Il primo è l’equilibrio, realizzato e non solo dichiarato, tra la natura e le vigne. Un dato su tutti: su 15 ettari di proprietà, sei sono vitati, altrettanti sono destinati alla produzione di olio d'oliva e il resto è bosco. Per dare un senso compiuto alla certificazione biologica, ogni vigneto è infatti circondato dal bosco, che ha la funzione di preservare il terreno da agenti contaminanti e garantire un microsistema in grado di far fronte ai cambiamenti climatici. Siamo a 500 metri d’altitudine, con forti escursioni termiche che rendono il Fiano un prodotto eccezionale; il terreno presenta marne argilloso-calcaree e lapilli vulcanici risalenti all'eruzione flegrea che sconvolse il Sud oltre 50.000 anni fa.


Il secondo punto è l'esatta corrispondenza tra ogni vino e la vigna da cui prende il nome. Un approccio che affianca il lavoro di Angelo a quello, simile, di Laura De Vito. Il tema, dunque, non è produrre "il vino più buono del mondo", ma vini che esprimano la diversità e che siano ben caratterizzati. Lapio è zona di frontiera tra due DOCG irpine di pregio: il Fiano di Avellino, bianco di valore assoluto a livello internazionale, e l'Aglianico per il Taurasi. Questi elementi rendono questo viticoltore una figura di grande interesse anche per chi ha già "visto tutto". Non è solo poesia, intendiamoci: per realizzare l'obiettivo della sostenibilità, l'azienda produce autonomamente l'energia elettrica e l'acqua calda necessarie, utilizza materiali biodegradabili e bottiglie che pesano meno di mezzo chilo.

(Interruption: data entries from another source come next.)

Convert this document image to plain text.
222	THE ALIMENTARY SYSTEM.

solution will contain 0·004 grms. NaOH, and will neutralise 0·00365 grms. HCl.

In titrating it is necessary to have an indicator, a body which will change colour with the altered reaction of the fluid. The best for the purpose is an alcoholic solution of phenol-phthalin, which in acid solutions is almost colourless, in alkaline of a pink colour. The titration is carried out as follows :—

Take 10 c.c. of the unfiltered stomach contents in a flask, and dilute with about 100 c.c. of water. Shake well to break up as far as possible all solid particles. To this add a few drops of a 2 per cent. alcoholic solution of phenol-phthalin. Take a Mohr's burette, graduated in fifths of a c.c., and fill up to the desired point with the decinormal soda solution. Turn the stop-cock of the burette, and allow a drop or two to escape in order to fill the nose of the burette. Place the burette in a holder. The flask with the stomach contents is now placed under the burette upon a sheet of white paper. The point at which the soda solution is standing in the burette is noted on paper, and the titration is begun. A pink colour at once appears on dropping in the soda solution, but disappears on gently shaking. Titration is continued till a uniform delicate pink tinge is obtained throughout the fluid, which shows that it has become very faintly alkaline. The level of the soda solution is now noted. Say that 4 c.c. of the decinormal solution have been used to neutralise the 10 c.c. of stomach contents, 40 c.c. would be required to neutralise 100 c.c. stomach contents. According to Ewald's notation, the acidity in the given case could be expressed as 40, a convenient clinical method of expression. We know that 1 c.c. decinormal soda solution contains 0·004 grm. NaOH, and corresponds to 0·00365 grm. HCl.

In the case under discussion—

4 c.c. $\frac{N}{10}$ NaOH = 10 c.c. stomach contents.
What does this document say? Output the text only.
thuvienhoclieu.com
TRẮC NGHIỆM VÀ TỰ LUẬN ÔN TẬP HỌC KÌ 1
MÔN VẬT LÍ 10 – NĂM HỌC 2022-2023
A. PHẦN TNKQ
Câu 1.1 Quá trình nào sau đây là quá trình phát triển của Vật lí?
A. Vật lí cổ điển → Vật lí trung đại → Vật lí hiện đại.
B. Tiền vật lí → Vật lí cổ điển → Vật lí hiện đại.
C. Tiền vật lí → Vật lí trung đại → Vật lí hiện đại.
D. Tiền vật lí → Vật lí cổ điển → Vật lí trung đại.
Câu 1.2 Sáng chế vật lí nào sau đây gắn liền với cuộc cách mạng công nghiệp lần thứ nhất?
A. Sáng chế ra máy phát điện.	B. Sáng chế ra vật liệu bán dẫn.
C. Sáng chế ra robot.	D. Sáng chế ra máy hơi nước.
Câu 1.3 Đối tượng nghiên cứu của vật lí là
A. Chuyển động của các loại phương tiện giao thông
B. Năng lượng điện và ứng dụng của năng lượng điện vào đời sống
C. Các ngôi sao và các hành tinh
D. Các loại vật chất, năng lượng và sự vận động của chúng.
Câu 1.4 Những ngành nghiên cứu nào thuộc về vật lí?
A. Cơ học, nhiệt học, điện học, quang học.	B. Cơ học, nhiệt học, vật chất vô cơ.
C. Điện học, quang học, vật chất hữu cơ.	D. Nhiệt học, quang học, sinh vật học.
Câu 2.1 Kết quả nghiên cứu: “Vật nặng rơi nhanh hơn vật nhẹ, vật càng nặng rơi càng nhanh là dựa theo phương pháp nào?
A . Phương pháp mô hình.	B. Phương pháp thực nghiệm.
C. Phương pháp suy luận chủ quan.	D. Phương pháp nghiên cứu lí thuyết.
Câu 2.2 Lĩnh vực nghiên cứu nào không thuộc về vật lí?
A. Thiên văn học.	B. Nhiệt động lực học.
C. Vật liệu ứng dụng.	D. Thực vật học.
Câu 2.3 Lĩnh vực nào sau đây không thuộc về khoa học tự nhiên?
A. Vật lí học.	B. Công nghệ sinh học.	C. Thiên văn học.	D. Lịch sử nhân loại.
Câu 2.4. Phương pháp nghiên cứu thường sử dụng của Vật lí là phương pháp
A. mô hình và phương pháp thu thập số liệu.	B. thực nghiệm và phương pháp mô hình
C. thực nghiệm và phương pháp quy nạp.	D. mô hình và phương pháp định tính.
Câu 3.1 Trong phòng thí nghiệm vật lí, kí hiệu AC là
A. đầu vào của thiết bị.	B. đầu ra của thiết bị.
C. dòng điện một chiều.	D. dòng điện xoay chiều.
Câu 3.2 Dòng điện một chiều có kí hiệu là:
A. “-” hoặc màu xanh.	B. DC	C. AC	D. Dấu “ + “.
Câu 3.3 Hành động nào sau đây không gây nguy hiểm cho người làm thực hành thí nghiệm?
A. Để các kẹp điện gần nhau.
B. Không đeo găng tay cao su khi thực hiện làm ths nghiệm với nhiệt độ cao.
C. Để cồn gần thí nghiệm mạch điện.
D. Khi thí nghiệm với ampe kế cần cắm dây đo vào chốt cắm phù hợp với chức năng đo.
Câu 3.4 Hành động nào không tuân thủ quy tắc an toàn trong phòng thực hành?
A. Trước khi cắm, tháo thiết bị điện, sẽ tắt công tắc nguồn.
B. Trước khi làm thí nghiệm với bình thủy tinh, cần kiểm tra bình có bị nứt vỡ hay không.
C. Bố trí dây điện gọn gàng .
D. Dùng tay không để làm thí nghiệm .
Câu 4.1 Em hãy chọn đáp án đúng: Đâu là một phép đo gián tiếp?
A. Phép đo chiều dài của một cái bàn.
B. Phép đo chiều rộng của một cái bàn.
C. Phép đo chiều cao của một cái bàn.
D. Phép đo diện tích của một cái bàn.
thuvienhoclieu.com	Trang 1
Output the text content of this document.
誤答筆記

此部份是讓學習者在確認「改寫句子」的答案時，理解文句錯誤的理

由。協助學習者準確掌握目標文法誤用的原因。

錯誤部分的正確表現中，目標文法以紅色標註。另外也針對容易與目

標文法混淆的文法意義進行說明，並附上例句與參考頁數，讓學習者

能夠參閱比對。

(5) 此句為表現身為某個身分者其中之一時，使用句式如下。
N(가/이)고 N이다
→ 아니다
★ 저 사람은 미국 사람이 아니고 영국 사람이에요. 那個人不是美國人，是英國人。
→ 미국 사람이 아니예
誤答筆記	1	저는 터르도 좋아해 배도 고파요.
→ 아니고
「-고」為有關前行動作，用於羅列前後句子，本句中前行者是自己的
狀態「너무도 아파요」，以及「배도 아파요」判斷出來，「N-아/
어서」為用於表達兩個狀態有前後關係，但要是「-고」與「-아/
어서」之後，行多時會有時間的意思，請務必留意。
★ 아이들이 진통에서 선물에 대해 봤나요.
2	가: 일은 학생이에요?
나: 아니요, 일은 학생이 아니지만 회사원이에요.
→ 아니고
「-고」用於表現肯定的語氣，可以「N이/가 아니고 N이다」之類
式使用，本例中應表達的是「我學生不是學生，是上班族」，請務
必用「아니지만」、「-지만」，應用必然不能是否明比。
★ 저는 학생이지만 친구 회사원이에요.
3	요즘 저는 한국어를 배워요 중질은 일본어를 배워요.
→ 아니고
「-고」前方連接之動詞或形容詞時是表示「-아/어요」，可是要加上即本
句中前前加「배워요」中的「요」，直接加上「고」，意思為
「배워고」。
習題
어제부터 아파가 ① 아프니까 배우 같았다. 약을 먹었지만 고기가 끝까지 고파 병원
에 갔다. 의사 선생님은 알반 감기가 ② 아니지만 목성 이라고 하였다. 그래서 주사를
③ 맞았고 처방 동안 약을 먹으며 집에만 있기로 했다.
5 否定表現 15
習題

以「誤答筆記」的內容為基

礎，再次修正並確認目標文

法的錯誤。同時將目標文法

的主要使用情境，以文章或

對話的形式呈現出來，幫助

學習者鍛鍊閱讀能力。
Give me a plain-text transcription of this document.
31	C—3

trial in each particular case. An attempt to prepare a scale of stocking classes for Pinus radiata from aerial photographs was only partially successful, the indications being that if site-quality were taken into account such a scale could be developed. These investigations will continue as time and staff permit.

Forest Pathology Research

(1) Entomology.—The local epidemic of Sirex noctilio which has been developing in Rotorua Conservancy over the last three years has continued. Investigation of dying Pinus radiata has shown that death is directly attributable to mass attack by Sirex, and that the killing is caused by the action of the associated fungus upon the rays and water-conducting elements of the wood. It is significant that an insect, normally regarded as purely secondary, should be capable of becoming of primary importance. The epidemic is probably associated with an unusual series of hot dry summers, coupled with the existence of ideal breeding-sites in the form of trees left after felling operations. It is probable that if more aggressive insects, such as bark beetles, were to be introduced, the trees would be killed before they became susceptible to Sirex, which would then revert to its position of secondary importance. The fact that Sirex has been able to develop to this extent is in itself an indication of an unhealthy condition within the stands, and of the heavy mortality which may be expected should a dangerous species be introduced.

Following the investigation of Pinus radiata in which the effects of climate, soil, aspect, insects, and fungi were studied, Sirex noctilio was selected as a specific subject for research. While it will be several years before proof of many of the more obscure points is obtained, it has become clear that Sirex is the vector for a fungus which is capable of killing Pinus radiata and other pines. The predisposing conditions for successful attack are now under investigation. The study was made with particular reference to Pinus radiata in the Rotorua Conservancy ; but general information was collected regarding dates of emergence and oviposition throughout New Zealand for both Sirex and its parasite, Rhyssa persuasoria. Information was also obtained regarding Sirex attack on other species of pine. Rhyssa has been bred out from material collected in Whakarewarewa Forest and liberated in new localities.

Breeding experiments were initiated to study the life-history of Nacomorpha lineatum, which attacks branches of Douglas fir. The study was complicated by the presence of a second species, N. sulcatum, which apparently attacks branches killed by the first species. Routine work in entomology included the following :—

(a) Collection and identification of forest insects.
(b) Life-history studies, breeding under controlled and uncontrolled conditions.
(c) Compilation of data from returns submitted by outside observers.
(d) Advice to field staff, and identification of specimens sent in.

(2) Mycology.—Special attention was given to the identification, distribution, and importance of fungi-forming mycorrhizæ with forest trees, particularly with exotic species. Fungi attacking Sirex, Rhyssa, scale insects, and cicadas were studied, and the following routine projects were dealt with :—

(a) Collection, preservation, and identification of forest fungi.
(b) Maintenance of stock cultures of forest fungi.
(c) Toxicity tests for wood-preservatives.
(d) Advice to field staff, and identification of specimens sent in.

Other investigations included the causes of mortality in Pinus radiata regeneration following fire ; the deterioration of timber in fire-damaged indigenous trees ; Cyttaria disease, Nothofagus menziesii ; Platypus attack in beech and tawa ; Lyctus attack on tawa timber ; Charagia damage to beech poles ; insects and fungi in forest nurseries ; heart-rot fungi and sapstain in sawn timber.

Dal Vigneto San Nicola, caratterizzato da un suolo molto variegato, nascono due cru: il Vigna San Nicola e un "cru del cru", il Santonicola, proveniente da una piccola porzione specifica della vigna. Una parcella è inoltre dedicata al vino Agiulia, che porta il nome della figlia di Angelo e Rosy. Si tratta di vini sapidi, ricchi di energia, freschi, con note agrumate e floreali al naso, dal sorso lungo e piacevole. Il Santonicola appare più morbido e pronto.


C’è poi il cru Vigna Arianello, in un'altra contrada di Lapio, con viti di circa 60 anni ancora a piede franco. In questo caso spicca la mineralità, un accenno di note fumé, ancora agrumi e un sorso lunghissimo con una chiusura precisa. Questa batteria di tre vini, lavorata solo in acciaio senza svolgere la malolattica, viene messa in commercio dopo oltre un anno dalla vendemmia. Attualmente siamo alla 2024.


Rientrano nella produzione anche lo spumante Metodo Classico 7 Filari, il Roseto (Irpinia Aglianico DOP) e il Taurasi nell'unica versione Riserva. La gestione delle fermentazioni spontanee e una leggera macerazione dei bianchi con sosta sulle fecce completano la filosofia produttiva di Angelo Silano. Che dire, vi consigliamo un salto a Lapio per farvi conquistare dalla visione di Angelo: può sembrare quasi ideologica ma, in realtà, mette la scienza enologica al servizio dell'espressione più pura possibile di questa uva straordinaria.